In [3]:
import nltk
from nltk.corpus import stopwords
from nltk.tokenize import word_tokenize
from nltk.stem import PorterStemmer
import re

# Download required resources
nltk.download('punkt')
nltk.download('stopwords')

# Input text
text = "NLP is a fascinating field of study! It involves tasks like tokenization, filtration, and stemming."

### 1. Tokenization
tokens = word_tokenize(text)
print("Tokenized Words:", tokens)

### 2. Filtration (remove punctuation and non-alphanumeric)
filtered_tokens = [word for word in tokens if word.isalnum()]
print("Filtered Tokens:", filtered_tokens)

### 3. Script Validation (only English alphabets)
validated_tokens = [word for word in filtered_tokens if re.match(r'^[A-Za-z]+$', word)]
print("Script Validated Tokens:", validated_tokens)

### 4. Stop Word Removal
stop_words = set(stopwords.words('english'))
tokens_without_stopwords = [word for word in validated_tokens if word.lower() not in stop_words]
print("Tokens without Stop Words:", tokens_without_stopwords)

### 5. Stemming
stemmer = PorterStemmer()
stemmed_tokens = [stemmer.stem(word) for word in tokens_without_stopwords]
print("Stemmed Tokens:", stemmed_tokens)

# Final preprocessed text
preprocessed_text = " ".join(stemmed_tokens)
print("\nFinal Preprocessed Text:", preprocessed_text)

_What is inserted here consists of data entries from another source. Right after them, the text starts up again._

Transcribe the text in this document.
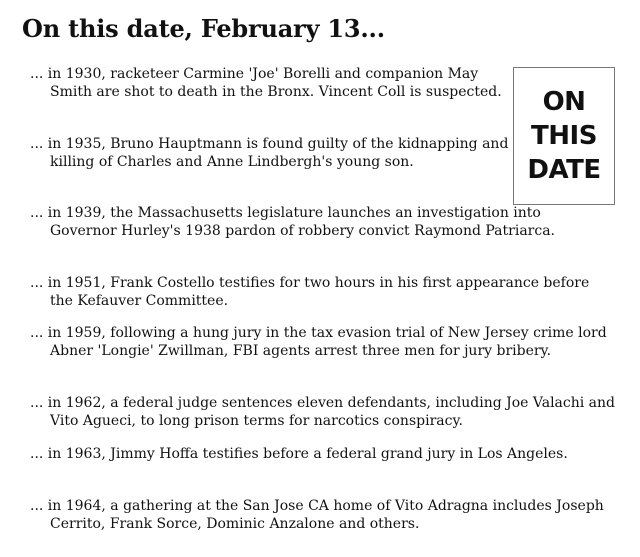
On this date, February 13...
ON
THIS
DATE
... in 1930, racketeer Carmine 'Joe' Borelli and companion May Smith are shot to death in the Bronx. Vincent Coll is suspected.
... in 1935, Bruno Hauptmann is found guilty of the kidnapping and killing of Charles and Anne Lindbergh's young son.
... in 1939, the Massachusetts legislature launches an investigation into Governor Hurley's 1938 pardon of robbery convict Raymond Patriarca.
... in 1951, Frank Costello testifies for two hours in his first appearance before the Kefauver Committee.
... in 1959, following a hung jury in the tax evasion trial of New Jersey crime lord Abner 'Longie' Zwillman, FBI agents arrest three men for jury bribery.
... in 1962, a federal judge sentences eleven defendants, including Joe Valachi and Vito Agueci, to long prison terms for narcotics conspiracy.
... in 1963, Jimmy Hoffa testifies before a federal grand jury in Los Angeles.
... in 1964, a gathering at the San Jose CA home of Vito Adragna includes Joseph Cerrito, Frank Sorce, Dominic Anzalone and others.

[nltk_data] Downloading package punkt to
[nltk_data]     C:\Users\DSATM\AppData\Roaming\nltk_data...
[nltk_data]   Unzipping tokenizers\punkt.zip.


Tokenized Words: ['NLP', 'is', 'a', 'fascinating', 'field', 'of', 'study', '!', 'It', 'involves', 'tasks', 'like', 'tokenization', ',', 'filtration', ',', 'and', 'stemming', '.']
Filtered Tokens: ['NLP', 'is', 'a', 'fascinating', 'field', 'of', 'study', 'It', 'involves', 'tasks', 'like', 'tokenization', 'filtration', 'and', 'stemming']
Script Validated Tokens: ['NLP', 'is', 'a', 'fascinating', 'field', 'of', 'study', 'It', 'involves', 'tasks', 'like', 'tokenization', 'filtration', 'and', 'stemming']
Tokens without Stop Words: ['NLP', 'fascinating', 'field', 'study', 'involves', 'tasks', 'like', 'tokenization', 'filtration', 'stemming']
Stemmed Tokens: ['nlp', 'fascin', 'field', 'studi', 'involv', 'task', 'like', 'token', 'filtrat', 'stem']

Final Preprocessed Text: nlp fascin field studi involv task like token filtrat stem


[nltk_data] Downloading package stopwords to
[nltk_data]     C:\Users\DSATM\AppData\Roaming\nltk_data...
[nltk_data]   Unzipping corpora\stopwords.zip.